The efforts appear to be working: Chronic and habitual truancy — defined as missing 10 or more days a year — dropped by a third between the 2007-08 and 2010-11 school years.
In 2007, then-District Attorney Kamala Harris decided to start targeting parents after city officials realized 94 percent of young homicide victims were high school dropouts.
“We like to feel that we’ve had some role in motivating people,” said Assistant District Attorney Katy Miller.
Recently, Miller and officials from Everett Middle invited parents to a truancy mediation session to learn about the consequences of missing school. A citation starts at $100. But under a new state law, parents of kindergartners through eighth-graders also can be charged with a misdemeanor, which carries a fine of up to $2,000 or a year in jail.
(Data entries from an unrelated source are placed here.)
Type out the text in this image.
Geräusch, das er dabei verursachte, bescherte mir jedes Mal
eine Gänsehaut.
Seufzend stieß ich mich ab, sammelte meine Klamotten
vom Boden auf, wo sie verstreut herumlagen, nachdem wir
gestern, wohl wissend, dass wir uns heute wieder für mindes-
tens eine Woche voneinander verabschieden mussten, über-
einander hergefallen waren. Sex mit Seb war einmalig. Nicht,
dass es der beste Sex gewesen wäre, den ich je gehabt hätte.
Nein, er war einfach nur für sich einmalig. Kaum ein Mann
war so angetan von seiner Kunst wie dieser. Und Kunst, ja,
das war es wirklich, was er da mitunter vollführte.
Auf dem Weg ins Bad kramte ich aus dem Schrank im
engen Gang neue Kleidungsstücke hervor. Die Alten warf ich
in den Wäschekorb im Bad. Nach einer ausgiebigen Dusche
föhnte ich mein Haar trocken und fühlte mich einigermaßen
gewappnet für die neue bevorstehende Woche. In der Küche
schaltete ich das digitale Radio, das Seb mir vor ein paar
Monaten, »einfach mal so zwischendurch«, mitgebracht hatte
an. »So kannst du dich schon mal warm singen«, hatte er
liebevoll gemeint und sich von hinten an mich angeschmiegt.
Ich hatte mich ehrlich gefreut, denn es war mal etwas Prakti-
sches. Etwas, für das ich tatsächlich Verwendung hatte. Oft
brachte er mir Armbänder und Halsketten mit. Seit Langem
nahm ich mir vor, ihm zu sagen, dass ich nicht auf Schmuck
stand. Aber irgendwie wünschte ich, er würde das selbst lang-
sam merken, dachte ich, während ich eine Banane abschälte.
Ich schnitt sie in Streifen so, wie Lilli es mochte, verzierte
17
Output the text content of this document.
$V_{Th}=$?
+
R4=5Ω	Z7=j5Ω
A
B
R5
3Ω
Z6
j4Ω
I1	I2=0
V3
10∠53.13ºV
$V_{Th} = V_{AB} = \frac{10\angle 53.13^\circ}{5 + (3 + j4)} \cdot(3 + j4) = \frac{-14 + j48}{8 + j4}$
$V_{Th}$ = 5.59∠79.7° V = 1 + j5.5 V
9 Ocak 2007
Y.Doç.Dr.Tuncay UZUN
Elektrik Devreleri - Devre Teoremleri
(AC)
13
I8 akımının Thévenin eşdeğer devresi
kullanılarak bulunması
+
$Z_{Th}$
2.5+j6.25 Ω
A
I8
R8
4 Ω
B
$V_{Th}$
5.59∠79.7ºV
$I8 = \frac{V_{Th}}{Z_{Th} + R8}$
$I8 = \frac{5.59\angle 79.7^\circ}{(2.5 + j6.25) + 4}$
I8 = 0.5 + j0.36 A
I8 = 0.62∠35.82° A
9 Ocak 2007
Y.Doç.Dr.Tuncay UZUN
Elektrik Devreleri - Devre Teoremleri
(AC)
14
“In California, it’s a crime for parents to not send their kids to school,” Miller told those in attendance. Though 45 families with truant children were asked to come, only two showed up. Carvajal said he would contact the families who did not attend.
“A lot of these kids come from single-parent homes or no-parent homes,” he said. “A lot of them are grandma’s kids.”
Beleta Ely-Taylor, whose son Tony missed 30 days of seventh grade last year, said she appreciated the approach.
Tony missed many of the days because he was sick, Ely-Taylor said, but other absences were due to bullying. Now, she said, school faculty are watching out for him.
“My son loves education,” Ely-Taylor said. “I think it’s going to be a lot different. I’m going to do my part to make sure he’s here every day.”
Targeting parents and prosecuting truancy have led to a marked decrease in students missing school.